だが、これはなかなか証明の難しい問題で、日本列島の場合は、国家組織の黎明期からの事情がある程度は中国の文献に記載されていたから、弥生時代の諸勢力が国家か否かという問題提起も可能になったのである。寺沢氏も認められているが、弥生時代の諸勢力における国家組織は大変未熟である。文字も、恐らくは中国への朝貢の際に用いられた程度だろう。つまり、基本的に文字を必要とはしないが、「いかなる手段を取ろうが征服により支配と抑圧を達成するために、外部に向けて政治的な権力を共同の意志と幻想として発動する」組織は存在し得るのであり、弥生時代の諸勢力はそのような組織であった。
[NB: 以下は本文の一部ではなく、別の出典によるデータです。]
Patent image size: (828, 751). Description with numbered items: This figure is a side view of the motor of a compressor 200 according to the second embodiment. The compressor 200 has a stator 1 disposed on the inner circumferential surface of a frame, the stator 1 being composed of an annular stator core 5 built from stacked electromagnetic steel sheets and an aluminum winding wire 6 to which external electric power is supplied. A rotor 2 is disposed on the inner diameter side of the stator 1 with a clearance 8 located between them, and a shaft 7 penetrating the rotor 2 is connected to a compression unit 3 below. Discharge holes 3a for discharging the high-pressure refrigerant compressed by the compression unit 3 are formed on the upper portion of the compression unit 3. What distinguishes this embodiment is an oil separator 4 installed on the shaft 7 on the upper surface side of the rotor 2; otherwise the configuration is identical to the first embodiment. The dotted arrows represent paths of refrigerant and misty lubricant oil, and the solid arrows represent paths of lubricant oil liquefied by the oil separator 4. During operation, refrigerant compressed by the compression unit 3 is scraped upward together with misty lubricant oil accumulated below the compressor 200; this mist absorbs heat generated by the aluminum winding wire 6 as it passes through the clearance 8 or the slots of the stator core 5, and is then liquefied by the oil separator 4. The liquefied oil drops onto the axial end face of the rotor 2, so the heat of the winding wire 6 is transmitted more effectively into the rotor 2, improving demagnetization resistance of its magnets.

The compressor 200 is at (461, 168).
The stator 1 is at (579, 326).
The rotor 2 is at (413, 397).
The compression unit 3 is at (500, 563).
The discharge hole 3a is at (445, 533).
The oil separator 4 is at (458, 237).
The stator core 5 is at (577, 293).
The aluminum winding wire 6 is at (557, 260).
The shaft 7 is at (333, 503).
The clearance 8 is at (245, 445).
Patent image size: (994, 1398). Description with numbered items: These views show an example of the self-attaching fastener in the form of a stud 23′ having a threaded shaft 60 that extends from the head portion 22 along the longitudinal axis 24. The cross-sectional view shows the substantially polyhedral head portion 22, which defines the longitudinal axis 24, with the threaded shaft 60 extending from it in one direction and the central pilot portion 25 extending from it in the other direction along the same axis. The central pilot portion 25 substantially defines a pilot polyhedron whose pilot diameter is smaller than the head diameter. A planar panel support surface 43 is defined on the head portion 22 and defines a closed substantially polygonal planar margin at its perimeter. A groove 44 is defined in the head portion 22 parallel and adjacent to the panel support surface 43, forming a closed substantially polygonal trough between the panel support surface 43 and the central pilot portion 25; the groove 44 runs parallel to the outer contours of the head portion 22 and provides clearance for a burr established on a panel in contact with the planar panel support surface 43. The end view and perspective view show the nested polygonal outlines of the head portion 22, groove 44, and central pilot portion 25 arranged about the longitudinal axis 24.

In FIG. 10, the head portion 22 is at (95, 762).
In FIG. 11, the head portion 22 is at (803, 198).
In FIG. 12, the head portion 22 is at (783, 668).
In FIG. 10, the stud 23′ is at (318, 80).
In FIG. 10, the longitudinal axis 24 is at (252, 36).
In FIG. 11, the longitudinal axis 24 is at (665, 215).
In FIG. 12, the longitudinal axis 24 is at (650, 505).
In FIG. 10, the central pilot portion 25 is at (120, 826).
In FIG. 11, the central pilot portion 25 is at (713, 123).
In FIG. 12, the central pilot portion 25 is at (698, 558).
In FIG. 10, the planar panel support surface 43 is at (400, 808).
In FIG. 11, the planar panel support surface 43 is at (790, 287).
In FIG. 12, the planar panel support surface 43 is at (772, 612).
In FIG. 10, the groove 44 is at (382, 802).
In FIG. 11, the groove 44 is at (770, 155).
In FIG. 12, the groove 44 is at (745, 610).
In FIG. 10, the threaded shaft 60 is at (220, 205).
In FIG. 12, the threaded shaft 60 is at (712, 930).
文字記録には残っていないが、他勢力との「外交交渉」も行なわれていたのだろう。
このような共同体なり組織が文字の使用以前より存在し得て、それを国家と定義するとなると、例えば西アジアや中国における国家の成立も、前4000年か前5000年にまで遡って設定しなければならないのではなかろうか。日本列島における国家形成の問題は、世界史的枠組みの再考にまで通ずるのではないかと思う。勿論、西アジアや中国と、近隣に国家組織と文明の高度に発達した地域が存在した日本列島とは歴史的条件が大いに異なるのであり、日本列島における国家形成の際に、様々な面で高度に発達した中国の影響が大であることは言うまでもない。それでも、朝鮮半島もそうだが、近代より前に国家形成の黎明期の様子が文字記録としてある程度詳しく残っている地域などそうもないだろうから、国家形成の問題を考える際に、日本列島と朝鮮半島は貴重な事例を提供しているように思われる。